あれから生物部に新入部員が入ってくるなんて訳がなく、三年間、あたしとマキナだけで過ごしてきた部室とも今日でさよなら。
かといって、寂しいとか悲しいとかなんて気持ちはなかった。あたしとマキナは、同じ高校に入学する事が決まっていたから。
「高校でも、生物部の活動を続けようね!」
そう言ってから、空になってしまったあたしの紙コップに新しいジュースを注いでいくマキナ。あたしには、その言葉がちょっと心に引っかかっていた。
あたしは勉強が得意って訳じゃなかったから、それなりのレベルの高校しか選べなかったけど、成績まであたしとは全く真逆だったマキナは、やろうと思えばもっと偏差値の高い高校に進む事だってできたはずなのに。
「…本当に、良かったの?」
あたしの返事に、マキナが不思議そうに首をかしげる。
何よ。あんた、そのせいで親とさんざんケンカしたって言ってたくせに。何で、そんなキョトンとしてられんの?

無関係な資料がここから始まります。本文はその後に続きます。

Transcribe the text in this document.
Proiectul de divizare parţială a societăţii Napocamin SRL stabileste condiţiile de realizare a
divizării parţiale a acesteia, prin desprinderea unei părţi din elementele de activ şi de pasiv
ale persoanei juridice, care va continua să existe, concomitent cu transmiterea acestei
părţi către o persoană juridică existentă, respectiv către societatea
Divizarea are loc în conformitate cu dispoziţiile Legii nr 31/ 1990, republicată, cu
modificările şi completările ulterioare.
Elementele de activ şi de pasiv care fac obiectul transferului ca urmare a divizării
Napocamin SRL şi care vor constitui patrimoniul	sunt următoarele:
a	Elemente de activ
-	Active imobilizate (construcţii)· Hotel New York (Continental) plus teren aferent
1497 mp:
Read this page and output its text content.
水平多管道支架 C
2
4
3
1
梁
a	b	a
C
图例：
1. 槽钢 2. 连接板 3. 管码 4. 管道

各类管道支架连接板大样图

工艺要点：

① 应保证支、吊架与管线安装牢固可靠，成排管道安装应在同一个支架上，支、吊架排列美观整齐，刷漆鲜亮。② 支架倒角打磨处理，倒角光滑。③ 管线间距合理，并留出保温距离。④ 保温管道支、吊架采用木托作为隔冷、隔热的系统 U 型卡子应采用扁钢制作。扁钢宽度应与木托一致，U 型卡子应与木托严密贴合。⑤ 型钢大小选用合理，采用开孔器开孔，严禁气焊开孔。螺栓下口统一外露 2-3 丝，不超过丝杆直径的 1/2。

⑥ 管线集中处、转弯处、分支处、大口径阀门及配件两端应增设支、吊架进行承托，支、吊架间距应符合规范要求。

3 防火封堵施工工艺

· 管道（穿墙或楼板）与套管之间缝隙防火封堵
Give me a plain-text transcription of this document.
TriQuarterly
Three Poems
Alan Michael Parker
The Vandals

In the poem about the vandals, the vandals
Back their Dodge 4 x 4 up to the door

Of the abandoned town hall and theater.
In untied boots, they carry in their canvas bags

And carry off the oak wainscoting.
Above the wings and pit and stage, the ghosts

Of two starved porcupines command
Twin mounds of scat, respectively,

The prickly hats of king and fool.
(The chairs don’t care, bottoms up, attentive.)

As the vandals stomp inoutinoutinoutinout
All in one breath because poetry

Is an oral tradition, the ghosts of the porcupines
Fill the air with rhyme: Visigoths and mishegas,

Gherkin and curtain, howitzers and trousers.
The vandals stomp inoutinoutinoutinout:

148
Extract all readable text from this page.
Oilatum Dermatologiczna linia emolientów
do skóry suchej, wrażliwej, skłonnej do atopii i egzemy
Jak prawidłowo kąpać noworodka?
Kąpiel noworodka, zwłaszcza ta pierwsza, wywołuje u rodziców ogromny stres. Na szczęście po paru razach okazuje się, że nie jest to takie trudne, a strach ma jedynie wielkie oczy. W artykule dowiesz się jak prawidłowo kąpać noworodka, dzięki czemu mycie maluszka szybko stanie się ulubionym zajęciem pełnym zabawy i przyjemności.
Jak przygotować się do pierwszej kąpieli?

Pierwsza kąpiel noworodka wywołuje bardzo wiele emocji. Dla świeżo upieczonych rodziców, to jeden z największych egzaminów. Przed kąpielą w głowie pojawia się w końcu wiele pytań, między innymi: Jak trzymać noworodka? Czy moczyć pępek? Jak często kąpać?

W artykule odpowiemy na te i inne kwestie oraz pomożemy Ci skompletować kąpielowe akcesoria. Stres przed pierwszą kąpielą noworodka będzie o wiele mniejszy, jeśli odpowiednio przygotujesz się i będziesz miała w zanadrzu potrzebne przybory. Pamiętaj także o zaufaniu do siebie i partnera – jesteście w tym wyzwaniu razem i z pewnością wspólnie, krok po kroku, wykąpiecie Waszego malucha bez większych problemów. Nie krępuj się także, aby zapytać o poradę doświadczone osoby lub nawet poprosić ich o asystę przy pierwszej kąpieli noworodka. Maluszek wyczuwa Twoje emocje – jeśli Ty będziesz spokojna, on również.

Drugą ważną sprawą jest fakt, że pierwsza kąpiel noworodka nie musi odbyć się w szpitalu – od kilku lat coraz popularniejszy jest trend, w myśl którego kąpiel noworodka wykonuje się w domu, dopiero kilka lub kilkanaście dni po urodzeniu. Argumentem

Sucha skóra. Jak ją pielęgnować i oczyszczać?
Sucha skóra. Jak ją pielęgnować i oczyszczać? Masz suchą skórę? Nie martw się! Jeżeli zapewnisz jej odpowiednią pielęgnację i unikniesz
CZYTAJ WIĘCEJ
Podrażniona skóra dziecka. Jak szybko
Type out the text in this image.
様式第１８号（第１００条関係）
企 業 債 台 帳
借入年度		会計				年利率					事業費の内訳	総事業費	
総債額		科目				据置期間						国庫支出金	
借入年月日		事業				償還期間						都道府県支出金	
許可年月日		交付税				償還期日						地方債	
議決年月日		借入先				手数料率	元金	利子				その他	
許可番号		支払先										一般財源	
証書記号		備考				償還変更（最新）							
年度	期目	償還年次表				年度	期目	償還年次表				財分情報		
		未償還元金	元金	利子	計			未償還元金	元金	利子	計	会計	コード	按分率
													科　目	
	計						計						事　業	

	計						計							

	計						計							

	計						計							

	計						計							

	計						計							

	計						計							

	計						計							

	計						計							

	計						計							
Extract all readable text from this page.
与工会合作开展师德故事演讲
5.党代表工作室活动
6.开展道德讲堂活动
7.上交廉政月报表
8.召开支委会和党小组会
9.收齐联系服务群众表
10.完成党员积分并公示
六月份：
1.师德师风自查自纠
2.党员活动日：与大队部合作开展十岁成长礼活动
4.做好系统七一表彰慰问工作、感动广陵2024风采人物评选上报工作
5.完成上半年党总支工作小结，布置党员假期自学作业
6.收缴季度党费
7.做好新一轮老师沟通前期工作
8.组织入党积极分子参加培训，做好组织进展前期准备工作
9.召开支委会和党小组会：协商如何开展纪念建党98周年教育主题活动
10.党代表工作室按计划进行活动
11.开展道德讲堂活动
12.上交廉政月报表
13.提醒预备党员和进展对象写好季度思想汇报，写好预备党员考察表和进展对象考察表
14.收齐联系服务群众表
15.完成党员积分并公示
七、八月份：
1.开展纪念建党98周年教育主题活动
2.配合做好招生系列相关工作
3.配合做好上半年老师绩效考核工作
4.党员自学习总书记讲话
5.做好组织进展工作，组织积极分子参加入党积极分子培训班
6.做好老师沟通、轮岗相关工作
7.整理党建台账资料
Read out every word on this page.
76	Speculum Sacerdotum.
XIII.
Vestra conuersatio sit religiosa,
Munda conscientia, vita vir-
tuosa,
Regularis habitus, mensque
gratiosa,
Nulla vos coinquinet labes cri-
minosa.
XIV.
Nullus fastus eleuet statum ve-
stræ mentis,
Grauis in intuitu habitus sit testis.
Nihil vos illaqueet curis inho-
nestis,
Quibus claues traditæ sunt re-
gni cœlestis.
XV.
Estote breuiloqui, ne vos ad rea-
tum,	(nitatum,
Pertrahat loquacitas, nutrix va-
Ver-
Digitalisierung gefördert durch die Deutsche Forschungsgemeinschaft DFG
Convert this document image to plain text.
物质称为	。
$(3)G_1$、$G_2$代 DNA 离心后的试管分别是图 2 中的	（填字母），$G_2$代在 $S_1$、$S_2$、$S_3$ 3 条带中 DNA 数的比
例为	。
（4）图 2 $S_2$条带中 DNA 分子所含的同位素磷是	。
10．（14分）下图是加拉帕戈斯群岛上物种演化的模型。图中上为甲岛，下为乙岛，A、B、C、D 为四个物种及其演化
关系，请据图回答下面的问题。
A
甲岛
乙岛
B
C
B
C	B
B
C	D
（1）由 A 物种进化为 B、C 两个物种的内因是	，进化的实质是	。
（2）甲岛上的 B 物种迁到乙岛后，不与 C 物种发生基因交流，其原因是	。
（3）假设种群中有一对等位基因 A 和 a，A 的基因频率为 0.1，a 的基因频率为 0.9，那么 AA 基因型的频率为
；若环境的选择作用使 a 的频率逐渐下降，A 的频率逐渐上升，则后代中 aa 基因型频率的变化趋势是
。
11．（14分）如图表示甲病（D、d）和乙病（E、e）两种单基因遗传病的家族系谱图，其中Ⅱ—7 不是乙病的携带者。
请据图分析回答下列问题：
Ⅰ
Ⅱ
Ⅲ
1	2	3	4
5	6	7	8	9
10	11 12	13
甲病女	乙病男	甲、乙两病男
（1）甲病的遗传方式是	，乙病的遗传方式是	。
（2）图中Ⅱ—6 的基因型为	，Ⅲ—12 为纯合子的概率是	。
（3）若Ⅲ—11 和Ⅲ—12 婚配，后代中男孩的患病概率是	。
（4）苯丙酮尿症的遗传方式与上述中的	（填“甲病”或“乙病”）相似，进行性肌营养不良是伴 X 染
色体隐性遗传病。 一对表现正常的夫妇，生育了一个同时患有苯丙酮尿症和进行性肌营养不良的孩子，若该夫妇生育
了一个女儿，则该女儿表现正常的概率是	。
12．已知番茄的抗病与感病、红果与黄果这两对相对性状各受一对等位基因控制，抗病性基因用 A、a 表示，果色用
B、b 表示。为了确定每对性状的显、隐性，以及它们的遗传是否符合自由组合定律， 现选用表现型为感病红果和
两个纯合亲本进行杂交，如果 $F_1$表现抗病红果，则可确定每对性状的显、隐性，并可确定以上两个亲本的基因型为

「あたしに付き合って、一緒の高校にしなくてもよかったじゃんって話。別に放課後に会えるし、ケータイでメールなりLINEなりすれば」
「それも一瞬考えた。でも、やめたの」
「何で?別に問題なくない?」
「それ。その『別に』って口癖。私以外で、誰が優子に注意するの?」
「別に、困ってないし」
「ほら、また」
マキナがクスクス笑う。
三年間、どんなに注意されても、あたしの口から「別に」がなくなる事もなくて。それを注意するのも生物部の活動だなんて、マキナはいつも言ってくれてた。
「ありがとう、優子」
マキナが言った。
「あなたは名前の通り、本当に優しい子。だから、高校でも一緒にいたいと思ったの」
照れ臭くてそっぽを向いちゃったけど、マキナのそんな気持ちが素直に嬉しかった。